Coeliades pisistratus, the two-pip policeman, is a butterfly of the family Hesperiidae that occurs commonly in much of sub-Saharan Africa.

==Habitat==
It occurs in savanna, forest edge and in coastal bush. It is found from sea level in the south, up to 2,000 meters altitude in the tropics. It generally occupies mesic environments, being less tolerant of very dry or moist situations than C. forestan. Males are territorial.

==Range==
It is found in Guinea-Bissau, Guinea, Sierra Leone, Liberia, Ivory Coast, Burkina Faso, Ghana, Togo, Benin, Nigeria, Cameroon, Equatorial Guinea, Gabon, Congo, CAR, Angola, DRC, South Sudan, Uganda, Rwanda, Burundi, Ethiopia, Somalia, Kenya, Tanzania, Malawi, Zambia, northern Namibia, Botswana, Zimbabwe, Mozambique, Eswatini and Lesotho, and the KwaZulu-Natal, Mpumalanga, Limpopo, Gauteng, Free State, Northern Cape and North West provinces of South Africa.

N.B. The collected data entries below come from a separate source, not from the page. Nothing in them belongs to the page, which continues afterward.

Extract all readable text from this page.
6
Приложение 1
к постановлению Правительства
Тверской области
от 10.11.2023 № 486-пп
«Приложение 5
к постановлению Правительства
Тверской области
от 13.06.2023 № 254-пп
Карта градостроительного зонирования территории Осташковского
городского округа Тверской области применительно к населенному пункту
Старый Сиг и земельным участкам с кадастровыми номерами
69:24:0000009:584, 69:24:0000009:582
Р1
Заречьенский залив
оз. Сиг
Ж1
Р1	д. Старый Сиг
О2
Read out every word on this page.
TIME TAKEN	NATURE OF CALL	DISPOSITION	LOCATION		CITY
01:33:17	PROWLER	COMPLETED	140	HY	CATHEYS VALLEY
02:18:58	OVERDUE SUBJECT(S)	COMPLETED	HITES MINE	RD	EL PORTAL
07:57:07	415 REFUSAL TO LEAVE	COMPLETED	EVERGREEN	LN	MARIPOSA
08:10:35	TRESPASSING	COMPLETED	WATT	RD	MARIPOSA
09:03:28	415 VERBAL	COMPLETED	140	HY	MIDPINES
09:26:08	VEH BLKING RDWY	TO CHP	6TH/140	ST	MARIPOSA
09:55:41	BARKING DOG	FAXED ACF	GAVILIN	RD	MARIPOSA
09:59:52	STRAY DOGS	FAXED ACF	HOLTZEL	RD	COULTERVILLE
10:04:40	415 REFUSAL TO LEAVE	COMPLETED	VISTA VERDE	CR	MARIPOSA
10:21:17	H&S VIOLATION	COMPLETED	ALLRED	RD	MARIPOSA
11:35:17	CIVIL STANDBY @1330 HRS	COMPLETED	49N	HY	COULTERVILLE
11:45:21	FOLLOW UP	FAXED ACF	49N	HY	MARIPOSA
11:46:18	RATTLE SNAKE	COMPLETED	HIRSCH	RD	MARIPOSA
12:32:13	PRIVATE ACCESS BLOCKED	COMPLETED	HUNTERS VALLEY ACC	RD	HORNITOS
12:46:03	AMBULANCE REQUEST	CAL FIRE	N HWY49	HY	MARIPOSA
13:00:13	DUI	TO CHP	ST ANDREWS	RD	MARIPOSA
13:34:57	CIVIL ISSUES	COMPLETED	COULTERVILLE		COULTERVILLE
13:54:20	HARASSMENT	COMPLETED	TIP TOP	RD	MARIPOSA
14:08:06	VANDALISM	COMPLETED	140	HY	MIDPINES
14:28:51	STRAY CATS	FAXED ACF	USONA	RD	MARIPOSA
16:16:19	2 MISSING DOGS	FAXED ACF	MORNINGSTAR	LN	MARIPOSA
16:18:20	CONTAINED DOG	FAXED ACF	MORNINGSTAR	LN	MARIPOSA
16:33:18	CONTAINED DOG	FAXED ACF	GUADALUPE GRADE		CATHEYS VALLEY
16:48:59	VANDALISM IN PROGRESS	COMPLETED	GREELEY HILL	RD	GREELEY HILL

==Description and habits==
The sexes are very similar. The female has a larger abdomen and more rounded wings. The wingspan is 55–65 mm for males and 63–70 mm for females. Adults are on the wing year-round in warmer areas with peaks September to April. During the larval stage of some 40 days, the larva will increasingly modify the leaf of its food plant for protection. It hatches from an egg laid on the tip of a new leaf, which soon after eclosion is folded into a shelter. Later instars combine two and later several leaves to form the shelter, which ultimately protects the month-long pupal stage.

==Food plants==
The larvae feed on a wide range of plants, including Sphedamnocarpus pruriens, Triaspis macropteron, Stephanotis (syn. Dregea), Indigofera, Marsdenia, Acridocarpus and Combretum species.